Therapy Destroys Pancreatic Cancer in Mice
CancerWise - September 2007
A molecularly engineered therapy tested in mice embeds a gene in pancreatic cancer that shrinks or destroys tumors, stops the spread of cancer and prolongs survival. The experimental treatment also has minimal toxicity, researchers reported in the July 9 edition of Cancer Cell.
Significance of results
"This looks like a promising approach to gene therapy for pancreatic cancer, and we are working to bring it to a clinical trial," says James Abbruzzese, M.D., professor and chair of M. D. Anderson's Department of Gastrointestinal Oncology.
The study also resulted in an effective tool in monitoring tumor growth in animals through imaging, notes senior author Mien-Chie Hung, Ph.D., professor and chair of M. D. Anderson's Department of Molecular and Cellular Oncology.
The key ingredient to the therapy is a gene called Bik, which produces a protein that forces cancer cells to kill themselves. In the study, researchers genetically modified the gene to make it more lethal and named the gene mutation BikDD.
BikDD was given intravenously through an expression vector (a genetic design that allows a killing agent to target cancer cells and not healthy cells). Researchers developed the vector and nicknamed it VISA.
To reach the tumor, VISA was coupled with a liposome (fatty ball) that carried it through the blood stream.
VISA is essentially a DNA that contains:
A cancer-specific promotor – Also called a cancer-specific design, which allows the gene of interest to be produced in cancer cells.
Two gene-boosting components – These proteins increase the expression of genes in the targeted tumor.
A payload – The payload (anti-cancer agent) in this study consisted of BikDD.
Researchers tested the VISA-BikDD delivery system against two aggressive lines of pancreatic cancer. They also tested VISA-BikDD against CMV-BikDD, a less-targeted viral promoter delivery system using cytomegalovirus (CMV).
In addition to disease progression and survival, researchers studied side effects of acute systemic toxicity (poisoning throughout the body) and pancreatitis, a dangerous inflammation of the pancreas.

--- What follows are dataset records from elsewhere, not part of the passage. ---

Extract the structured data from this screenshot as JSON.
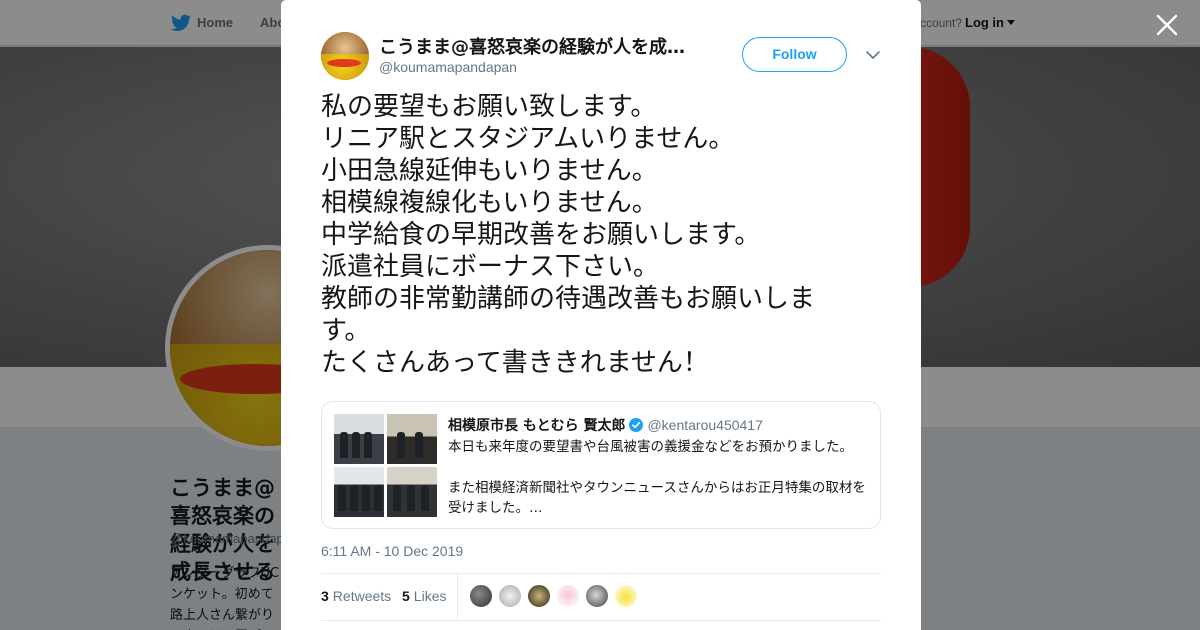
{
  "topbar": {
    "home_label": "Home",
    "about_label": "Abo",
    "account_text": "ccount?",
    "login_label": "Log in"
  },
  "profile": {
    "name": "こうまま@喜怒哀楽の経験が人を成長させる",
    "handle": "@koumamapandapan",
    "bio": "アンダーグラフUCンケット。初めて路上人さん繋がりハウスは町田プレ"
  },
  "tweet": {
    "author_name": "こうまま@喜怒哀楽の経験が人を成…",
    "author_handle": "@koumamapandapan",
    "follow_label": "Follow",
    "lines": [
      "私の要望もお願い致します。",
      "リニア駅とスタジアムいりません。",
      "小田急線延伸もいりません。",
      "相模線複線化もいりません。",
      "中学給食の早期改善をお願いします。",
      "派遣社員にボーナス下さい。",
      "教師の非常勤講師の待遇改善もお願いしま",
      "す。",
      "たくさんあって書ききれません！"
    ],
    "timestamp": "6:11 AM - 10 Dec 2019",
    "retweets_count": "3",
    "retweets_label": "Retweets",
    "likes_count": "5",
    "likes_label": "Likes"
  },
  "quote": {
    "author_name": "相模原市長 もとむら 賢太郎",
    "author_handle": "@kentarou450417",
    "text_p1": "本日も来年度の要望書や台風被害の義援金などをお預かりました。",
    "text_p2": "また相模経済新聞社やタウンニュースさんからはお正月特集の取材を受けました。…"
  },
  "colors": {
    "accent": "#1da1f2",
    "text": "#14171a",
    "muted": "#657786",
    "border": "#e1e8ed"
  },
  "icons": [
    "twitter-bird-icon",
    "close-icon",
    "chevron-down-icon",
    "verified-badge-icon"
  ]
}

The more aggressive line of pancreatic cancer had these results in:
Control (untreated) mice – Live imaging showed that cancer in mice that were not treated spread to the liver, spleen, kidneys, bladder, lungs, bone and intestines. In both experiments all died within 40 days.
Mice treated with CMV-BikDD – Mice in this group had only a few small tumors in nearby organs. They experienced signs of both toxicities, and all died within 90 days.
Mice treated with VISA-BikDD – There was no sign of cancer in this group, and the mice experienced virtually no toxicities. They also lived longer, with at least half surviving for 14 months with no detectable sign of cancer recurrence.
Hung's team addressed obstacles to gene therapy for pancreatic cancer:
Lack of a targeted system that hits cancer and spares normal tissue – Researchers created a new gene delivery system called C-VISA and compared its effectiveness to the CMV-BikDD system against all 13 available human cell lines of pancreatic cancer available worldwide. CMV-BikDD killed cells in all lines, and the C-VISA system destroyed more cells in all but one case.
The C-VISA system spared healthy tissue while CMV-BikDD destroyed healthy cells.
Need for a live animal model (molecularly engineered mice) for imaging – Researchers solved the problem by modifying two lines of pancreatic cancer to release the bioluminescent agent that lights up fireflies. This allowed live imaging of the mice to monitor cancer progression.
The researchers already had developed several components of the gene expression system.
Abbruzzese estimates that it will take between one and two years to complete U.S. Food and Drug Administration requirements for a Phase I trial. Abbruzzese's clinicians are working with Hung's group to compile preclinical information for FDA review.
Abbruzzese says any clinical trial will advance under a National Cancer Institute Specialized Programs of Research Excellence (SPORE) grant in pancreatic cancer. SPORE awards are designed to translate scientific findings into the clinic.
"There are no good options for pancreatic cancer patients now," Abbruzzese says. "That's why we are trying new approaches such as this one as part of SPORE."
Hung's team continues research on a gene delivery vehicle. "VISA is versatile enough that if you change the promoter, you could target other cancers or even other diseases," Hung says.